New Edition on Hispanic Caribbean Literature of Migration

4 09 2012

Vanessa Pérez Rosario’s Hispanic Caribbean Literature of Migration: Narratives of Displacement (2010) was reissued in paperback edition this August by Palgrave Macmillan.

Hispanic Caribbean Literature of Migration: Narratives of Displacement is a collection of thirteen chapters that explores the literary tradition of Caribbean Latino literature written in the U.S. beginning with José Martí and concluding with 2008 Pulitzer Prize winning novelist, Junot Díaz. The essays in this collection reveal the multiple ways that writers of this tradition use their unique positioning as both insiders and outsiders to critique U.S. hegemonic discourses while simultaneously interrogating national discourses in their home countries.

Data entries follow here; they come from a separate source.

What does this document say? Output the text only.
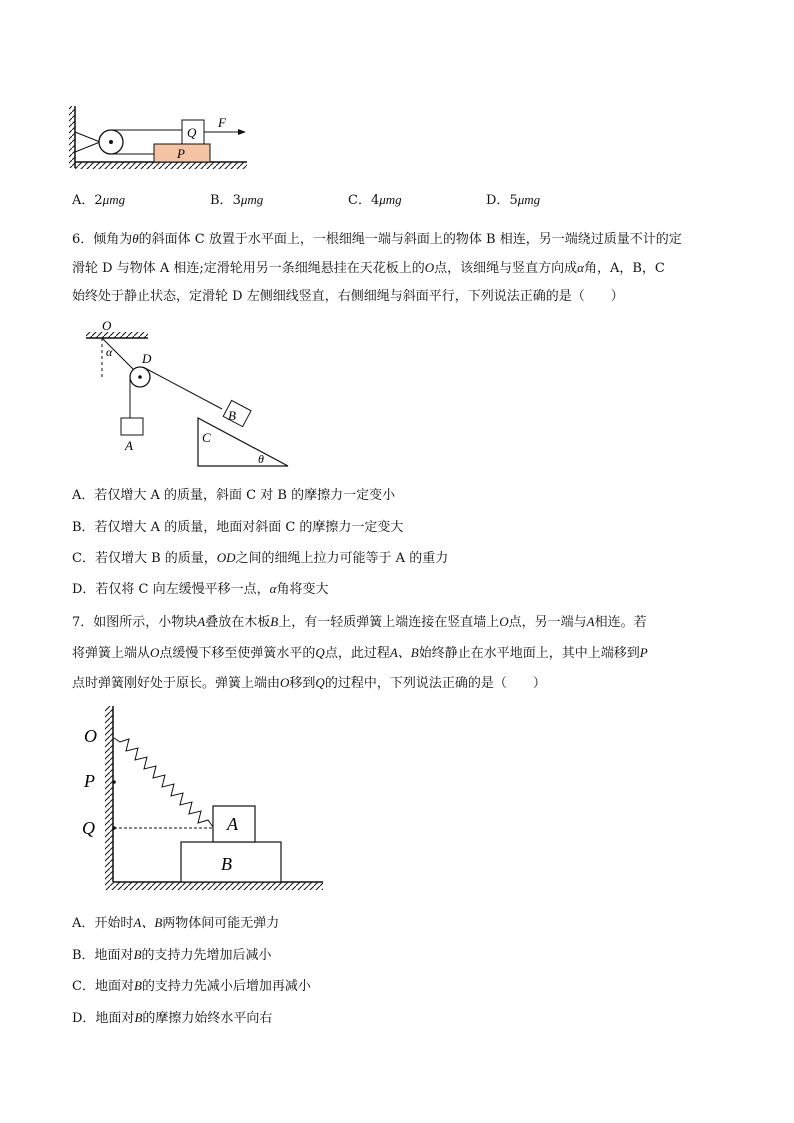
P
Q
F
A．2μmg	B．3μmg	C．4μmg	D．5μmg
6．倾角为θ的斜面体 C 放置于水平面上，一根细绳一端与斜面上的物体 B 相连，另一端绕过质量不计的定
滑轮 D 与物体 A 相连;定滑轮用另一条细绳悬挂在天花板上的O点，该细绳与竖直方向成α角，A，B，C
始终处于静止状态，定滑轮 D 左侧细线竖直，右侧细绳与斜面平行，下列说法正确的是（　　）
O
α D
A
C
θ
B
A．若仅增大 A 的质量，斜面 C 对 B 的摩擦力一定变小
B．若仅增大 A 的质量，地面对斜面 C 的摩擦力一定变大
C．若仅增大 B 的质量，OD之间的细绳上拉力可能等于 A 的重力
D．若仅将 C 向左缓慢平移一点，α角将变大
7．如图所示，小物块A叠放在木板B上，有一轻质弹簧上端连接在竖直墙上O点，另一端与A相连。若
将弹簧上端从O点缓慢下移至使弹簧水平的Q点，此过程A、B始终静止在水平地面上，其中上端移到P
点时弹簧刚好处于原长。弹簧上端由O移到Q的过程中，下列说法正确的是（　　）
O
P
Q
B
A
A．开始时A、B两物体间可能无弹力
B．地面对B的支持力先增加后减小
C．地面对B的支持力先减小后增加再减小
D．地面对B的摩擦力始终水平向右
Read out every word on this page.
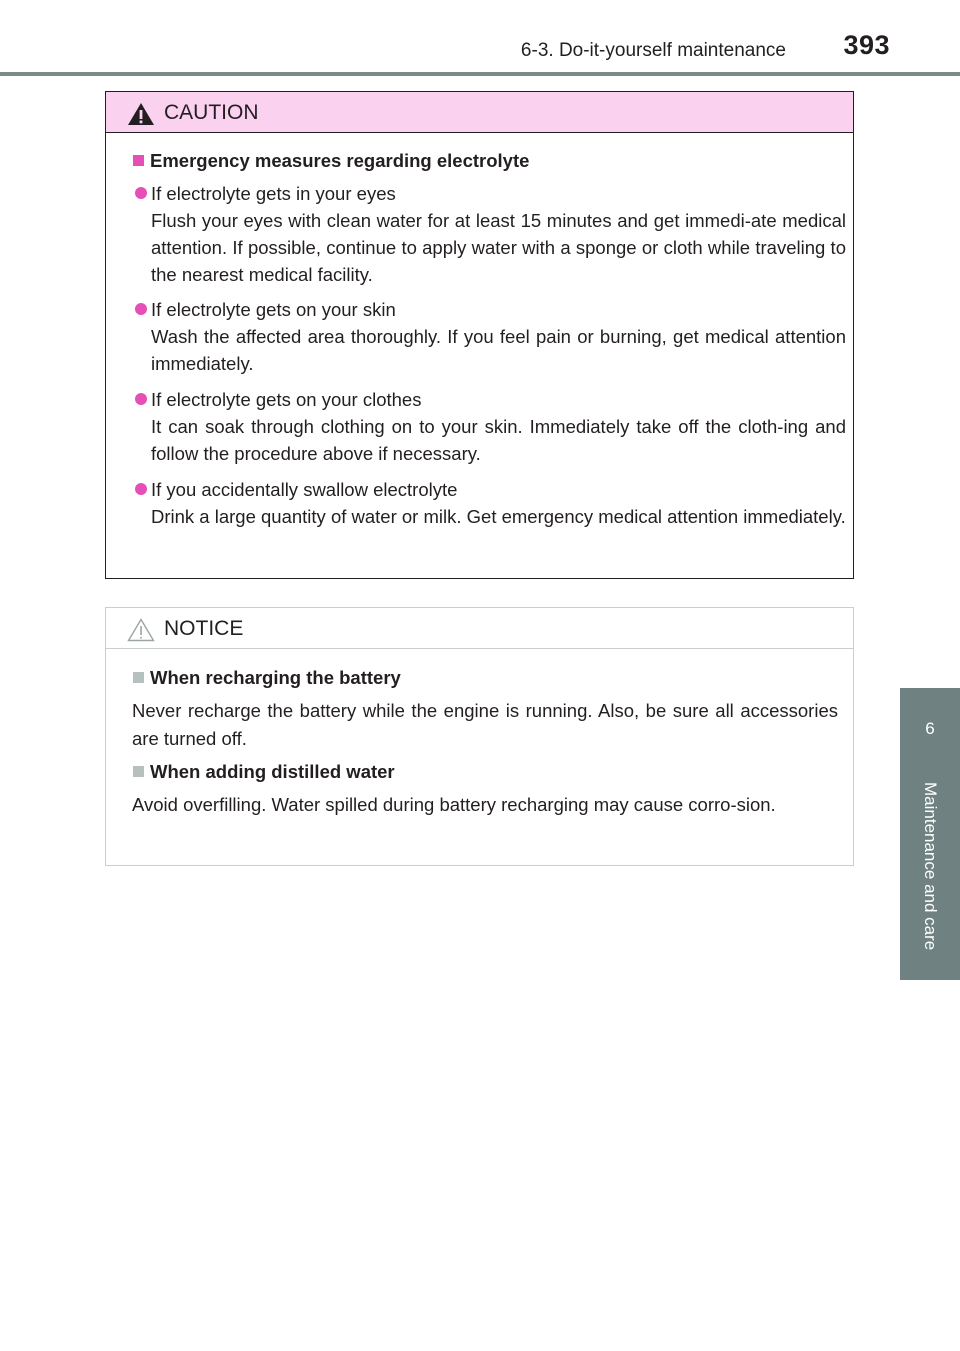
6-3. Do-it-yourself maintenance	393
6
Maintenance and care
CAUTION
Emergency measures regarding electrolyte
If electrolyte gets in your eyes
Flush your eyes with clean water for at least 15 minutes and get immedi-ate medical attention. If possible, continue to apply water with a sponge or cloth while traveling to the nearest medical facility.
If electrolyte gets on your skin
Wash the affected area thoroughly. If you feel pain or burning, get medical attention immediately.
If electrolyte gets on your clothes
It can soak through clothing on to your skin. Immediately take off the cloth-ing and follow the procedure above if necessary.
If you accidentally swallow electrolyte
Drink a large quantity of water or milk. Get emergency medical attention immediately.
NOTICE
When recharging the battery
Never recharge the battery while the engine is running. Also, be sure all accessories are turned off.
When adding distilled water
Avoid overfilling. Water spilled during battery recharging may cause corro-sion.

The chapters consider the way that spatial migration in literature serves as a metaphor for gender, sexuality, racial, identity, linguistic and national migrations.

Doris Sommer (Harvard University) writes: “Hispanic Caribbean Literature of Migration: Narratives of Displacement is an impressive accomplishment. The essays explore key moments in the history of Caribbean Latino literature and bring expert critical attention to trends over the past 150 years. Latino, meaning of Spanish speaking heritage in Anglo-America, is a word that points to contrapuntal doubling from the richly informative Introduction by Vanessa Pérez Rosario and throughout the dozen excellent essays. The collection foregrounds the work of both established and younger scholars in the field, all of whom tackle a major author and deepen our appreciation through rich contextualization and fine readings. No other book I know on Latino literature is as timely, broad, and welcome.”

VANESSA PEREZ ROSARIO is an assistant professor of Puerto Rican and Latino Studies at The City University of New York – Brooklyn College.